De afgelopen weken zijn er discussies gevoerd over het feit of een gezagdrager zichtbaar tekens mag dragen die verwijzen naar geloof of overtuiging. Een politieman of – vrouw moet uniform gekleed zijn en mag geen symbolen dragen die enige voorkeur kunnen uitstralen. Maar is uniformiteit wel haalbaar, laat staan wenselijk?
Het is prettig als je iemand aan zijn kleding herkent: een arts of verpleegkundige in een witte jas; een verwarmingsmonteur in een overall met embleem of desnoods badmeesters en –juffen met dezelfde badslippers in het zwembad. Je weet direct wie je kan aanklampen als je met vragen zit. Ook priesters zie ik (zij het niet dagelijks) hun witte boordje uit de kast (of mottenballen?) halen om herkenbaar te zijn. Gezag of overtuiging mag weer uitgestraald worden, maar Nederland zou Nederland niet zijn, als het maar vooral ‘gewoontjes’ blijft. Niet te gek, want het is maar even carnaval!
Natuurlijk maakt het verschil uit, of men in functie is of niet. In vrijetijdstenue mag zelfs de koning een spijkerbroek dragen en hoeft de koningin geen uithangbord te zijn als het gaat om couturiers uit de Lage Landen.
Maar blauw op straat mag een roze randje hebben, als het om geaardheid gaat; een buurtwerker zou idealiter het beste uit de eigen buurt kunnen komen, want dan spreekt hij niet alleen de taal van de buurt, maar erkent de problemen en verhoudingen beter.
We willen graag Medelanders als Nederlandse ambtenaren; rechters van allochtone
afkomst, omdat ons land al tientallen jaren niet enkel blank kleurt. Onze vlag heeft al eeuwen ‘oranje, blanje en bleu’.
Overdrijven ligt op de loer: een trouwring aan linker- of rechterhand kan al een verwijzing zijn. Een getinte tandarts met buitenlands accent: hoe erg is dat, zonder beschuldigd te worden van discriminatie? Een kassière met hoofddoek hanteert echt geen andere prijzen. In Groot Brittannië hanteert men andere standpunten aangaande aannamebeleid politieambtenaren. Is Nederland minder tolerant of zijn we bang om te verkleuren?

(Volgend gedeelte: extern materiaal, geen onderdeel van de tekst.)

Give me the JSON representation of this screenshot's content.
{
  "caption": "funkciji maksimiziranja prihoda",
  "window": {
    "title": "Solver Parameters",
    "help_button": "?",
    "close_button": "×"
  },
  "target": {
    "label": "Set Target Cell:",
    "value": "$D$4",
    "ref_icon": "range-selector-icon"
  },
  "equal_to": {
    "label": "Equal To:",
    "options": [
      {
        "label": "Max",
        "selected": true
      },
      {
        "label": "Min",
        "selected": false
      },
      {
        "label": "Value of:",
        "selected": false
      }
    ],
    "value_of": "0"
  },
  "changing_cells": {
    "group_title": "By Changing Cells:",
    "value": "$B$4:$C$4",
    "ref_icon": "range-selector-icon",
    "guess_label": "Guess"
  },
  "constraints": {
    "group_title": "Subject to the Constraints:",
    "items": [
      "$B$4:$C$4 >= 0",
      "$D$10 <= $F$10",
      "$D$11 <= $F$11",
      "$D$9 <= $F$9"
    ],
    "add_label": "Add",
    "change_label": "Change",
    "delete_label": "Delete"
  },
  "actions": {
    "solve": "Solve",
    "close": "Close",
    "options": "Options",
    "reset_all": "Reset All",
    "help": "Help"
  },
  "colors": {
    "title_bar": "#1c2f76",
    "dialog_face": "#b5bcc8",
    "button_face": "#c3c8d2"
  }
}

Misschien maken we binnenkort het debuut mee van een (van oorsprong) Afrikaanse priester? Poolse voorgangers kennen we al langer in Nederlandse kerken. Nood leert ook hier bidden.
Plaatjes en uiterlijk spelen een rol, maar mogen nooit de hoofdrol spelen in het uitoefenen van hun taak. Geen woorden, maar daden worden verwacht!